Given the following code:

L1     db    "word", 0

       mov   al, [L1]
       mov   eax, L1

What do the brackets in [L1] represent?

This question is specifically about NASM. The other major flavour of Intel-syntax assembly is MASM style, where brackets work differently when there's no register involved:
See Confusing brackets in MASM32

Lanna answered 8/1, 2010 at 20:4 Comment(1)
Note that brackets are weird and less simple in MASM : Confusing brackets in MASM32 Usually they mean dereference, but sometimes they're ignored. (And sometimes it dereferences even without brackets).Advanced
P
62

[L1] means the memory contents at address L1. After running mov al, [L1] here, The al register will receive the byte at address L1 (the letter 'w').

Peculation answered 8/1, 2010 at 20:6 Comment(6)
Thanks for your reply, I am starting to learn asm. If I understand this correctly, "mov al, [L1]" would move 'w' into al, and "mov eax, L1" would move the address of L1 into eax. Is that correct?Lanna
yes. and if you did mov ebx,L1 -- mov al,[ebx] then al would be 'w' in that case too.Humerus
The exception to this is LEA.Gonzales
@interjay, So why is it that the brackets are not needed in the second line: mov eax, L1?Vinni
@Vinni It depends on the assembler you're using, but usually without the brackets it will get the memory address, not the contents.Peculation
@Pacerier: NASM/FASM assemble mov eax, L1 to mov eax, imm32 with the address. MASM / GAS (.intel_syntax noprefix) assemble that to a load, exactly the same as mov eax, [L1]. See Confusing brackets in MASM32. Some MASM users prefer to always use [] around memory references even when not required, but to mov reg, imm you need mov eax, OFFSET L1 in MASM/GAS-Intel syntax.Advanced
A
56

Operands of this type, such as [ebp], are called memory operands.

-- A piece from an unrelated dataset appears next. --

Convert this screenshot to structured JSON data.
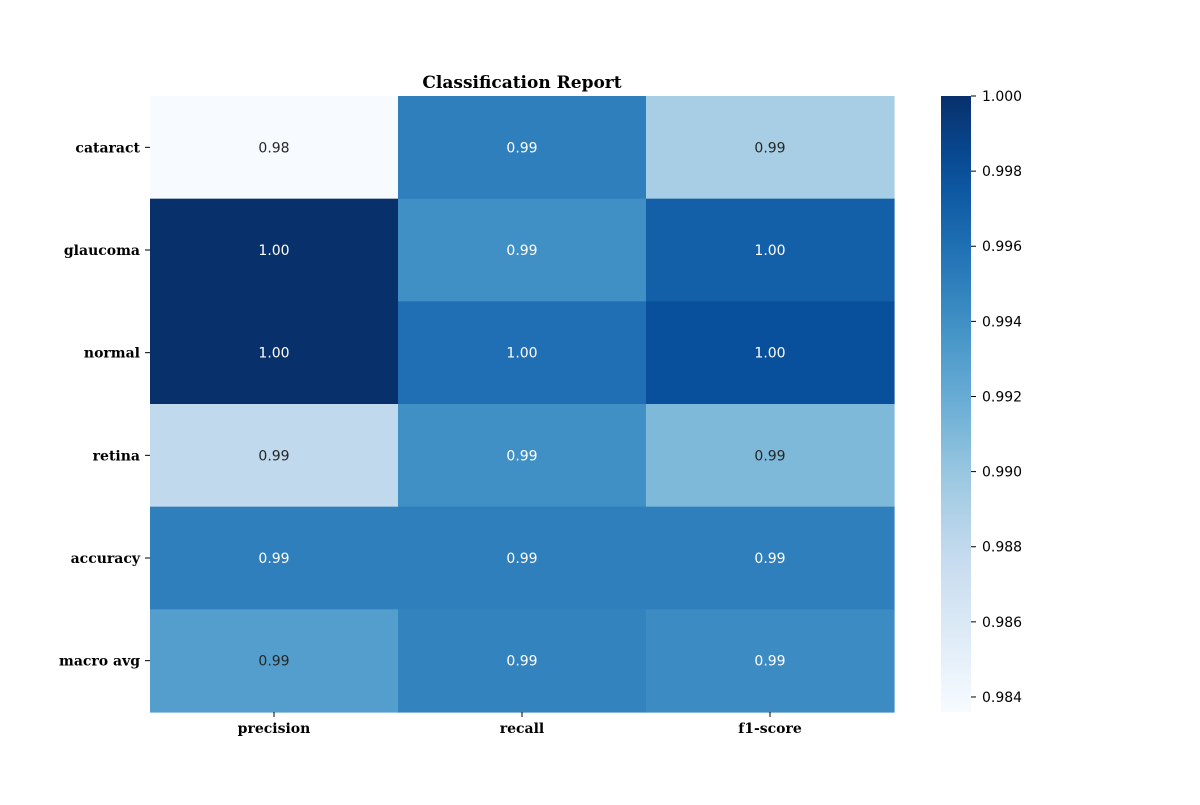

All the answers here are good, but I see that none tells about the caveat in following this as a rigid rule - if brackets, then dereference, except when it's the lea instruction.

lea is an exception to the above rule. Say we've

mov eax, [ebp - 4]

The value of ebp is subtracted by 4 and the brackets indicate that the resulting value is taken as an address and the value residing at that address is stored in eax. However, in lea's case, the brackets wouldn't mean that:

lea eax, [ebp - 4]

The value of ebp is subtracted by 4 and the resulting value is stored in eax. This instruction would just calculate the address and store the calculated value in the destination register. See What is the difference between MOV and LEA? for further details.

Armandoarmature answered 13/9, 2014 at 14:20 Comment(2)
The first link is dead. Here is a snapshot: web.archive.org/web/20180331051340/http://www.imada.sdu.dk/…Bartonbartosch
@Bartonbartosch Thanks for flagging the broken link! Fixed with a better link :)Armandoarmature
H
30

Simply means to get the memory at the address marked by the label L1.

If you like C, then think of it like this: [L1] is the same as *L1

Humerus answered 8/1, 2010 at 20:11 Comment(2)
@user2485710 No, *p means dereference the char pointed by p. Strings have nothing to do with this.Boob
*L1 only works if you think in terms of asm labels as equivalent to C static/global arrays, like static char L1[] = "word"; in this question. Then in C, L1 has type char* and is the address. *L1 has type char and is the first byte. mov eax, [L1] in asm is like memcpy into a uint32_t, or deref of an unaligned / strict-aliasing-safe uint32_t*.Advanced
A
12

The brackets mean to de-reference an address. For example

mov eax, [1234]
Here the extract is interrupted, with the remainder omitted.